Una de las cosas que llama la atención, en este tiempo de pandemia, es el despertar de la conciencia comunitaria. Si bien es cierto que este virus, en mucho, impone distancia; sin embargo, muchas personas se han acercado y encontrado desde el corazón. Hoy están brotando muchas ayudas entre nosotros. En ello también hay una búsqueda continua de la oración de intercesión. Todo el que puede, pide por el que sufre y busca al Señor.
La oración de intercesión, como lo dejó claro el papa Benedicto XVI, «supone “sumergirse” en el abismo de la misericordia de Dios, que solo espera un germen de bien para perdonar y salvar al hombre». El que intercede afronta enseguida el problema en toda su gravedad y lo asume como si fuera propio y desde ahí llama a la puerta del corazón de Dios. El que intercede ya se ha abierto al amor.
Intercesores, ha habido muchos. Desde Abraham que pedía a Dios que tuviera misericordia de Sodoma y Gomorra, hasta la mujer de evangelio de hoy (Mt 15, 21-28). Pero ¿Qué es lo que solicitan? Abraham busca la justicia divina siquiera para diez personas que se dispusieran a ello. Pide para que, por unos pocos, todos fueran salvados del castigo. En este sentido, el papa Benedicto comenta que la intercesión de Abraham busca ese tipo de justicia que es distinta a la humana, cuyo único propósito es el castigo de quien comete el mal, de modo distributivo. Dice que Abraham busca algo más, porque entiende que la justicia divina es mayor.
Por otra parte, la oración de intercesión pide al menos a un justo que solicite ese tipo de justicia, como Abraham. De ahí que, en la siguiente historia de Israel, no se encuentre ninguno. Tendrá Dios que enviar a su Hijo, al gran Justo, para ser el Intercesor de la humanidad que haga suyos nuestros dolores y enfermedades y los lleve ante el altar del cielo para pedir el auxilio que viene de lo alto, el auxilio de Dios. Es por eso que, en el Justo de Dios, todo hombre encuentra su respuesta; y toda intercesión nuestra es plenamente escuchada.

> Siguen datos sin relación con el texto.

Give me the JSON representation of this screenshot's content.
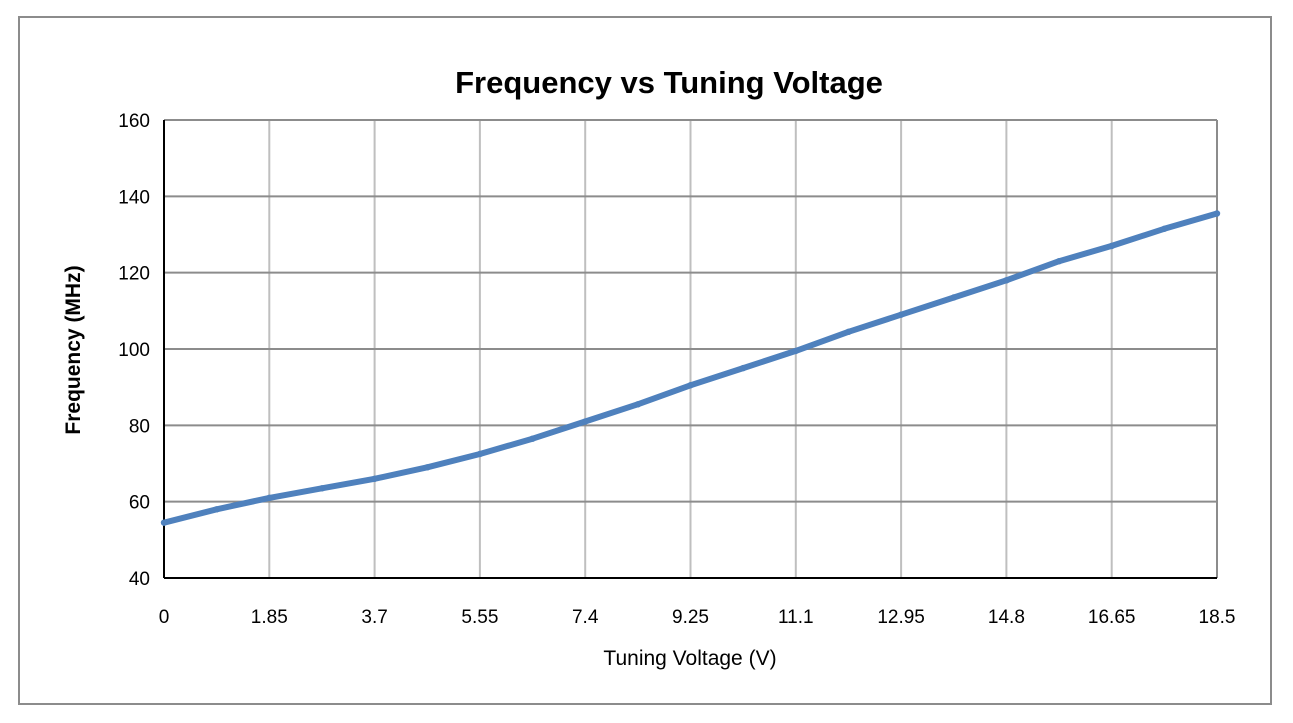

La intercesión de Jesús es nuestra apuesta de salvación. ¡Es una gran cosa! ¡Una real Buena Nueva! Su intercesión actúa ya en nosotros. Es este mismo Señor, quien obra de modo callado en cada corazón. De hecho, la fe también se entiende como «el fruto del trabajo callado del amor de Dios en el corazón del hombre» (Jorge Guillén García). Esta fe nos lleva a pedir y suplicar, ahora nosotros, porque nuestro corazón también se hace capaz de compadecerse de la realidad de quien sufre. Pide esa justicia «superior» de Dios que es sanación y salvación para la persona amada que lo necesita. De este modo, «la súplica de intercesión tiene un valor particular, porque es un acto de confianza en Dios y al mismo tiempo una expresión de amor al prójimo» (Papa Francisco, Gaudete et exultate, 154).
Finalmente, la mujer del evangelio, la cananea, nos aporta otro elemento en la intercesión. Nos enseña a ponernos delante de Dios con fe, creyendo alcanzar de Él su gracia. Su intercesión nos adentra en la ruta de la humildad y la confianza. Al final, también se nos despierta el deseo de escuchar, de parte del Señor: «¡qué grande es tu fe!», porque de antemano sabemos que es un bien de salvación para las personas por quienes oramos. Pero también para nosotros, porque el Señor se dona en un encuentro de amor con aquél que intercede. Así, interceder por los demás nos hace vaciarnos de nosotros mismos y nos pone en la ruta de la humildad de una fe que es salvada por una justicia superior.